Günümüzde kadın olmak, hele ki üretken ve yaratıcı bir kadın olmak pek çok şeyi aynı anda yürütmek demek. Kendi iç dengenizin peşinden nasıl gidiyorsunuz?
Kadın olmak demek gerçekten birçok şeye aynı anda yetişmeyi, mücadele etmeyi gerektiriyor ama bu düşüncenin olumsuz tarafına yönelmeyi hiç tercih etmedim bilakis bunun süper gücümüz olduğuna inanmak istiyorum. Bazen düşüşler de çıkışlar da oluyor ama beni motive eden şey nihayetinde çok iyi bir amaca doğru yürüyor olmak. Hedeflediğim noktaları hayal etmek ve oraya odaklı kalmak iç dengemi de korumamı sağlıyor.
NYXmag okurları için son bir soru: Kendi hikâyesini yazmak isteyen, ama nereden başlayacağını bilemeyen kadınlara ne önerirsiniz?
Bu yol uzun, sabır ve inanç gerektiriyor.
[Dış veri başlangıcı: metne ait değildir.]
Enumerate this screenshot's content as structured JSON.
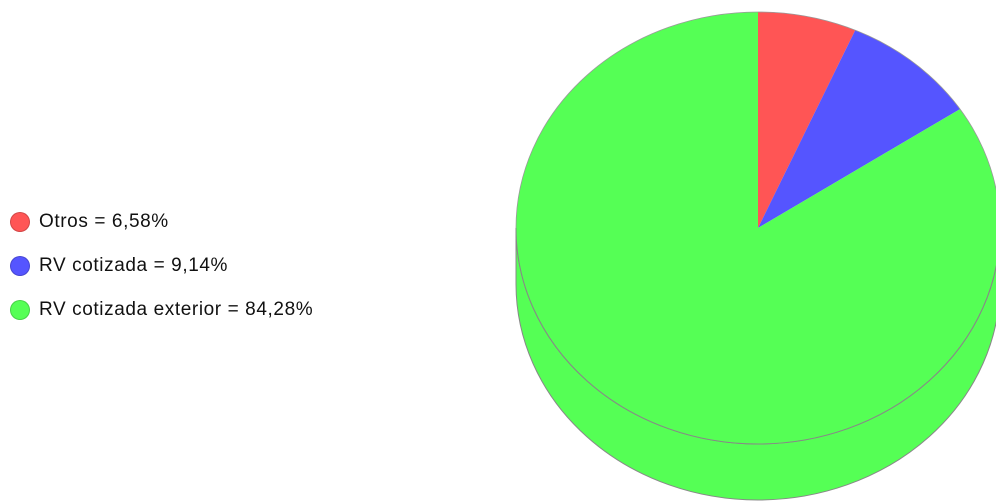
{
  "chart_data": {
    "type": "pie",
    "title": "",
    "legend_position": "left",
    "slices": [
      {
        "label": "Otros = 6,58%",
        "name": "Otros",
        "value": 6.58,
        "color": "#ff5555"
      },
      {
        "label": "RV cotizada = 9,14%",
        "name": "RV cotizada",
        "value": 9.14,
        "color": "#5555ff"
      },
      {
        "label": "RV cotizada exterior = 84,28%",
        "name": "RV cotizada exterior",
        "value": 84.28,
        "color": "#55ff55"
      }
    ]
  }
}
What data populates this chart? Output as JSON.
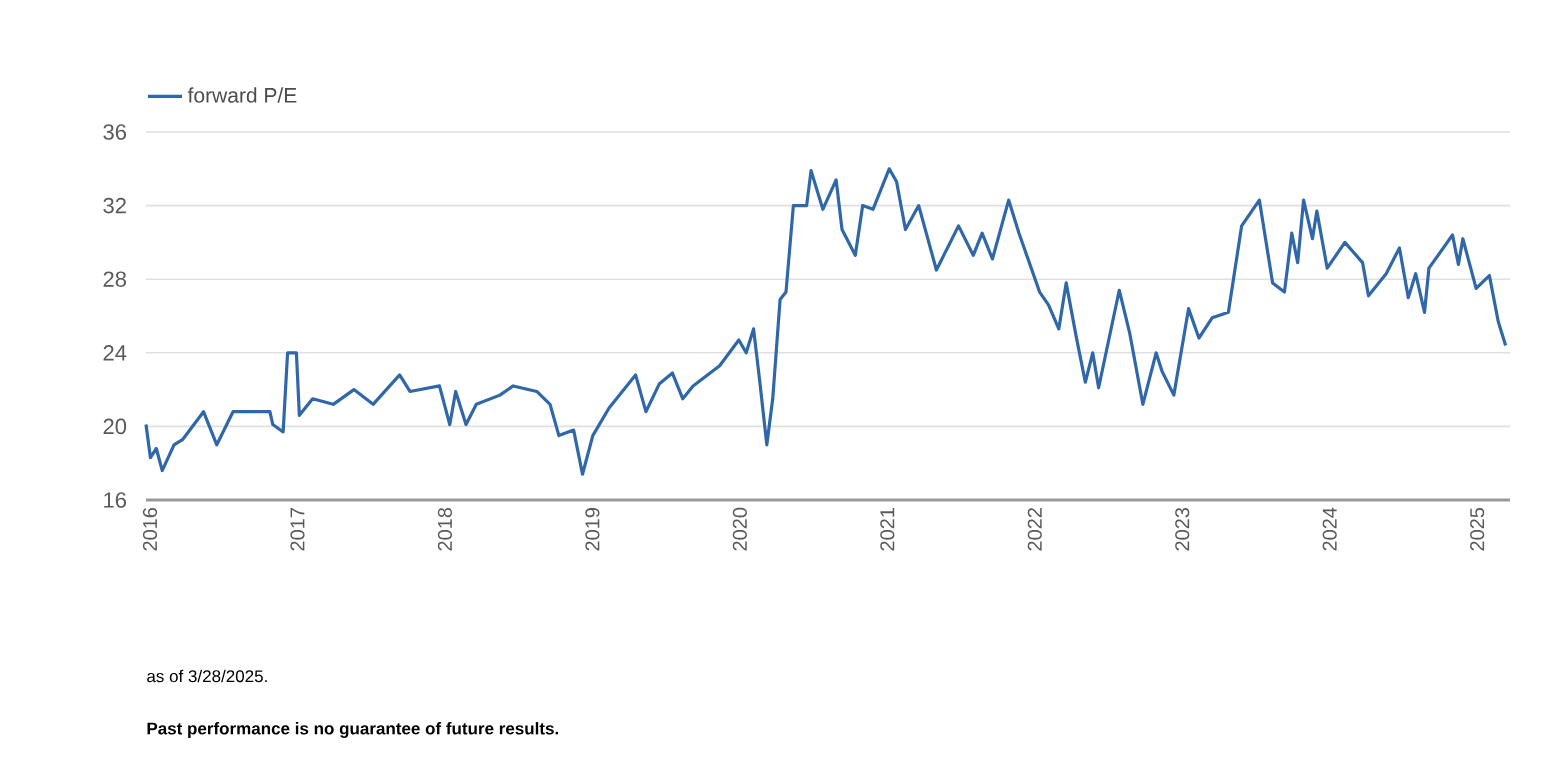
{
  "chart_data": {
    "type": "line",
    "series": [
      {
        "name": "forward P/E",
        "color": "#2f67a8",
        "x": [
          2016.0,
          2016.03,
          2016.07,
          2016.11,
          2016.19,
          2016.25,
          2016.39,
          2016.48,
          2016.59,
          2016.84,
          2016.86,
          2016.93,
          2016.96,
          2017.02,
          2017.04,
          2017.13,
          2017.27,
          2017.41,
          2017.54,
          2017.72,
          2017.79,
          2017.99,
          2018.06,
          2018.1,
          2018.17,
          2018.24,
          2018.4,
          2018.49,
          2018.65,
          2018.74,
          2018.8,
          2018.9,
          2018.96,
          2019.03,
          2019.14,
          2019.26,
          2019.32,
          2019.39,
          2019.48,
          2019.57,
          2019.64,
          2019.71,
          2019.89,
          2020.02,
          2020.07,
          2020.12,
          2020.16,
          2020.21,
          2020.25,
          2020.3,
          2020.34,
          2020.39,
          2020.48,
          2020.51,
          2020.59,
          2020.68,
          2020.72,
          2020.81,
          2020.86,
          2020.93,
          2021.04,
          2021.09,
          2021.15,
          2021.24,
          2021.36,
          2021.51,
          2021.61,
          2021.67,
          2021.74,
          2021.85,
          2021.92,
          2022.06,
          2022.12,
          2022.19,
          2022.24,
          2022.31,
          2022.37,
          2022.42,
          2022.46,
          2022.6,
          2022.67,
          2022.76,
          2022.85,
          2022.89,
          2022.97,
          2023.07,
          2023.14,
          2023.23,
          2023.34,
          2023.43,
          2023.55,
          2023.64,
          2023.72,
          2023.77,
          2023.81,
          2023.85,
          2023.91,
          2023.94,
          2024.01,
          2024.13,
          2024.25,
          2024.29,
          2024.41,
          2024.5,
          2024.56,
          2024.61,
          2024.67,
          2024.7,
          2024.86,
          2024.9,
          2024.93,
          2025.02,
          2025.11,
          2025.17,
          2025.22
        ],
        "values": [
          20.1,
          18.3,
          18.8,
          17.6,
          19.0,
          19.3,
          20.8,
          19.0,
          20.8,
          20.8,
          20.1,
          19.7,
          24.0,
          24.0,
          20.6,
          21.5,
          21.2,
          22.0,
          21.2,
          22.8,
          21.9,
          22.2,
          20.1,
          21.9,
          20.1,
          21.2,
          21.7,
          22.2,
          21.9,
          21.2,
          19.5,
          19.8,
          17.4,
          19.5,
          21.0,
          22.2,
          22.8,
          20.8,
          22.3,
          22.9,
          21.5,
          22.2,
          23.3,
          24.7,
          24.0,
          25.3,
          22.6,
          19.0,
          21.5,
          26.9,
          27.3,
          32.0,
          32.0,
          33.9,
          31.8,
          33.4,
          30.7,
          29.3,
          32.0,
          31.8,
          34.0,
          33.3,
          30.7,
          32.0,
          28.5,
          30.9,
          29.3,
          30.5,
          29.1,
          32.3,
          30.5,
          27.3,
          26.6,
          25.3,
          27.8,
          24.8,
          22.4,
          24.0,
          22.1,
          27.4,
          25.1,
          21.2,
          24.0,
          23.0,
          21.7,
          26.4,
          24.8,
          25.9,
          26.2,
          30.9,
          32.3,
          27.8,
          27.3,
          30.5,
          28.9,
          32.3,
          30.2,
          31.7,
          28.6,
          30.0,
          28.9,
          27.1,
          28.3,
          29.7,
          27.0,
          28.3,
          26.2,
          28.6,
          30.4,
          28.8,
          30.2,
          27.5,
          28.2,
          25.7,
          24.4
        ]
      }
    ],
    "xlim": [
      2016,
      2025.25
    ],
    "xticks": [
      2016,
      2017,
      2018,
      2019,
      2020,
      2021,
      2022,
      2023,
      2024,
      2025
    ],
    "ylim": [
      16,
      36
    ],
    "yticks": [
      16,
      20,
      24,
      28,
      32,
      36
    ],
    "grid": "y",
    "legend": "top left",
    "annotations": [
      "as of 3/28/2025.",
      "**Past performance is no guarantee of future results.**"
    ]
  }
}
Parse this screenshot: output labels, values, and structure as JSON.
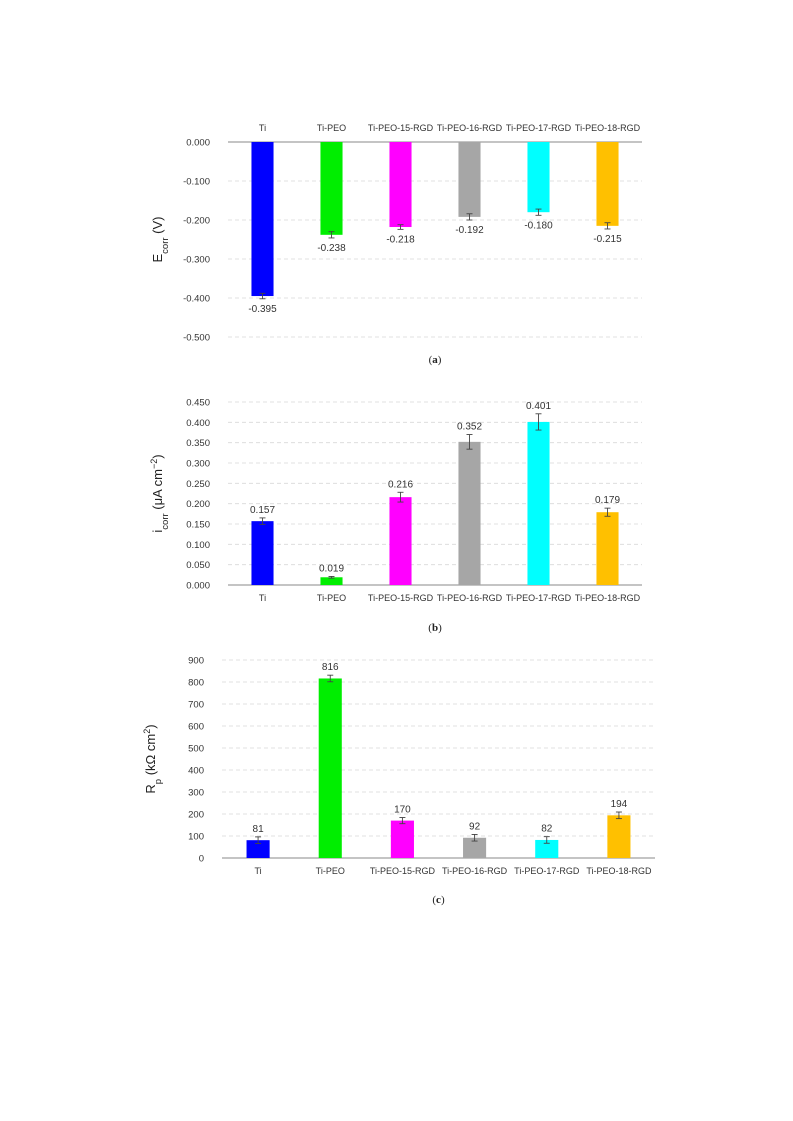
{
  "chart_data": [
    {
      "type": "bar",
      "panel": "a",
      "caption_letter": "a",
      "categories": [
        "Ti",
        "Ti-PEO",
        "Ti-PEO-15-RGD",
        "Ti-PEO-16-RGD",
        "Ti-PEO-17-RGD",
        "Ti-PEO-18-RGD"
      ],
      "values": [
        -0.395,
        -0.238,
        -0.218,
        -0.192,
        -0.18,
        -0.215
      ],
      "value_labels": [
        "-0.395",
        "-0.238",
        "-0.218",
        "-0.192",
        "-0.180",
        "-0.215"
      ],
      "errors": [
        0.007,
        0.008,
        0.006,
        0.008,
        0.008,
        0.008
      ],
      "ylabel_main": "E",
      "ylabel_sub": "corr",
      "ylabel_tail": " (V)",
      "ylim": [
        -0.5,
        0
      ],
      "yticks": [
        0,
        -0.1,
        -0.2,
        -0.3,
        -0.4,
        -0.5
      ],
      "ytick_labels": [
        "0.000",
        "-0.100",
        "-0.200",
        "-0.300",
        "-0.400",
        "-0.500"
      ],
      "category_axis": "top",
      "grid": true
    },
    {
      "type": "bar",
      "panel": "b",
      "caption_letter": "b",
      "categories": [
        "Ti",
        "Ti-PEO",
        "Ti-PEO-15-RGD",
        "Ti-PEO-16-RGD",
        "Ti-PEO-17-RGD",
        "Ti-PEO-18-RGD"
      ],
      "values": [
        0.157,
        0.019,
        0.216,
        0.352,
        0.401,
        0.179
      ],
      "value_labels": [
        "0.157",
        "0.019",
        "0.216",
        "0.352",
        "0.401",
        "0.179"
      ],
      "errors": [
        0.008,
        0.002,
        0.012,
        0.018,
        0.02,
        0.01
      ],
      "ylabel_main": "i",
      "ylabel_sub": "corr",
      "ylabel_tail": " (μA cm",
      "ylabel_sup": "−2",
      "ylabel_end": ")",
      "ylim": [
        0,
        0.45
      ],
      "yticks": [
        0,
        0.05,
        0.1,
        0.15,
        0.2,
        0.25,
        0.3,
        0.35,
        0.4,
        0.45
      ],
      "ytick_labels": [
        "0.000",
        "0.050",
        "0.100",
        "0.150",
        "0.200",
        "0.250",
        "0.300",
        "0.350",
        "0.400",
        "0.450"
      ],
      "category_axis": "bottom",
      "grid": true
    },
    {
      "type": "bar",
      "panel": "c",
      "caption_letter": "c",
      "categories": [
        "Ti",
        "Ti-PEO",
        "Ti-PEO-15-RGD",
        "Ti-PEO-16-RGD",
        "Ti-PEO-17-RGD",
        "Ti-PEO-18-RGD"
      ],
      "values": [
        81,
        816,
        170,
        92,
        82,
        194
      ],
      "value_labels": [
        "81",
        "816",
        "170",
        "92",
        "82",
        "194"
      ],
      "errors": [
        15,
        15,
        14,
        15,
        15,
        15
      ],
      "ylabel_main": "R",
      "ylabel_sub": "p",
      "ylabel_tail": " (kΩ cm",
      "ylabel_sup": "2",
      "ylabel_end": ")",
      "ylim": [
        0,
        900
      ],
      "yticks": [
        0,
        100,
        200,
        300,
        400,
        500,
        600,
        700,
        800,
        900
      ],
      "ytick_labels": [
        "0",
        "100",
        "200",
        "300",
        "400",
        "500",
        "600",
        "700",
        "800",
        "900"
      ],
      "category_axis": "bottom",
      "grid": true
    }
  ],
  "colors": [
    "#0000ff",
    "#00ee00",
    "#ff00ff",
    "#a6a6a6",
    "#00ffff",
    "#ffc000"
  ]
}
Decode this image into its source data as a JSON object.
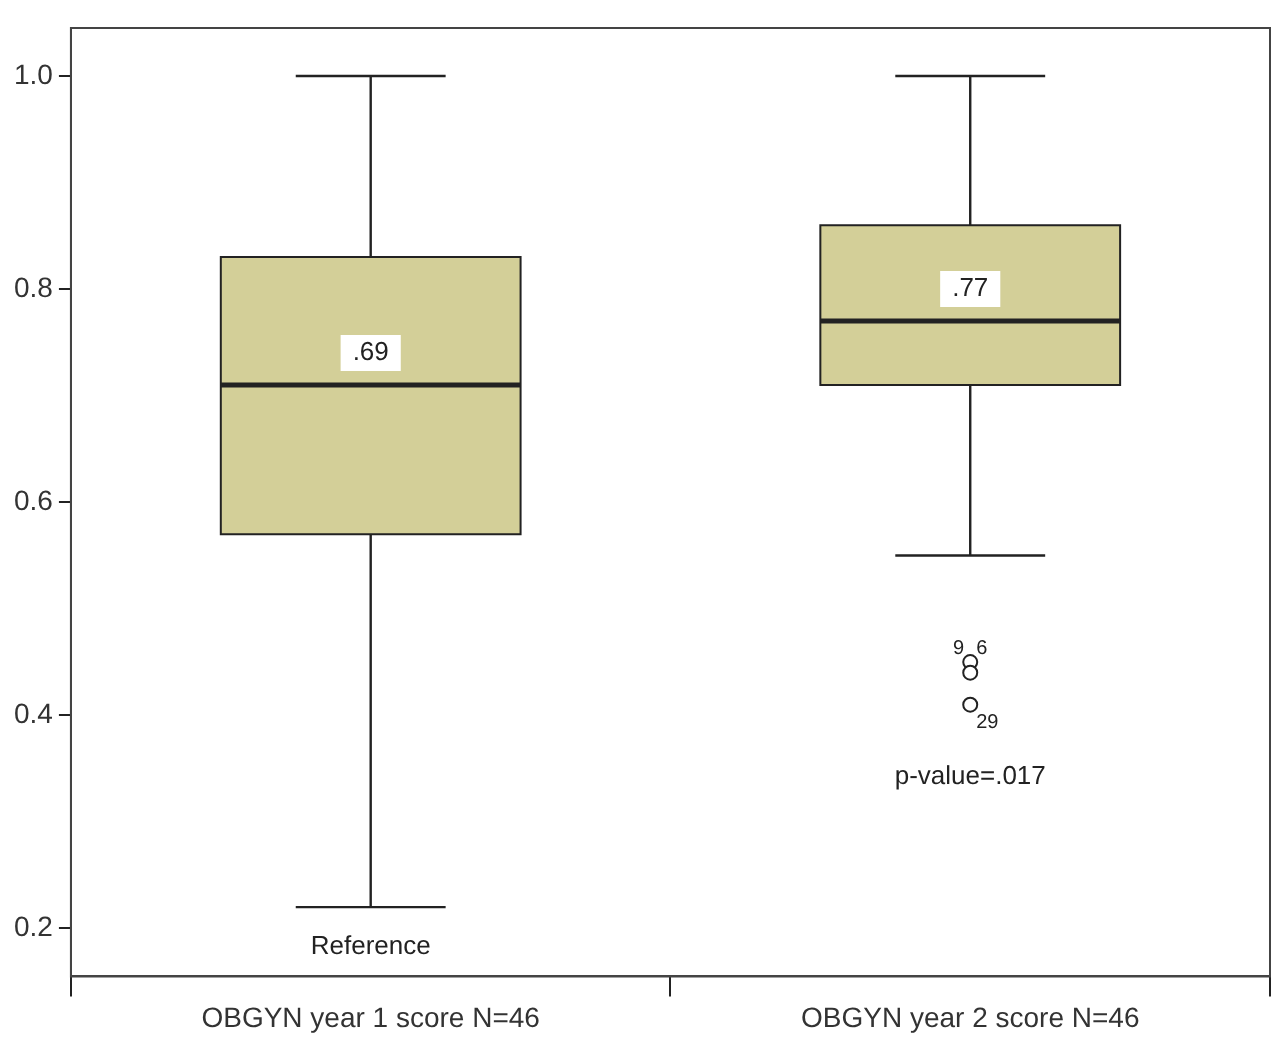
{
  "chart_data": {
    "type": "box",
    "categories": [
      "OBGYN year 1 score N=46",
      "OBGYN year 2 score N=46"
    ],
    "color": "#d3cf98",
    "boxes": [
      {
        "low": 0.22,
        "q1": 0.57,
        "median": 0.71,
        "q3": 0.83,
        "high": 1.0
      },
      {
        "low": 0.55,
        "q1": 0.71,
        "median": 0.77,
        "q3": 0.86,
        "high": 1.0,
        "outliers": [
          0.45,
          0.44,
          0.41
        ]
      }
    ],
    "ylim": [
      0.155,
      1.045
    ],
    "yticks": [
      {
        "value": 0.2,
        "label": "0.2"
      },
      {
        "value": 0.4,
        "label": "0.4"
      },
      {
        "value": 0.6,
        "label": "0.6"
      },
      {
        "value": 0.8,
        "label": "0.8"
      },
      {
        "value": 1.0,
        "label": "1.0"
      }
    ],
    "grid": false,
    "legend": false,
    "annotations": [
      {
        "text": ".69",
        "x": "OBGYN year 1 score N=46",
        "y": 0.74
      },
      {
        "text": ".77",
        "x": "OBGYN year 2 score N=46",
        "y": 0.8
      },
      "Reference",
      "9",
      "6",
      "29",
      "p-value=.017"
    ]
  }
}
Öncelikle kendinize ve anlatmak istediğiniz hikâyeye gerçekten inanmalısınız. O inancı uzun süre korumak, yolun yarısında bırakmamak için çok önemli. İlk adımda, sizi neyin yazmaya iteceğini keşfedin. Ne tür bir hikâye anlatmak size keyif verir? Hangi temayı işlerken kendinizi en özgür hissedersiniz? Çünkü bir yazar olarak siz keyif almazsanız, okuyucu da o tutkuyu hissedemez. Ardından hikâyenizin temel taşlarını inşa edin: zaman, mekân, karakterler, olay örgüsü… Ana hatları belirlemek – giriş, gelişme, sonuç gibi – yazarken yolda kaybolmamanıza yardımcı olur. Hikâyeniz size ait ama aynı zamanda evrensel olabilir. Bu yüzden detaylar kadar duygulara da kulak verin.
Ve en önemlisi: Başlamak için mükemmel anı beklemeyin. Yazmaya başladığınız an, zaten en doğru andır.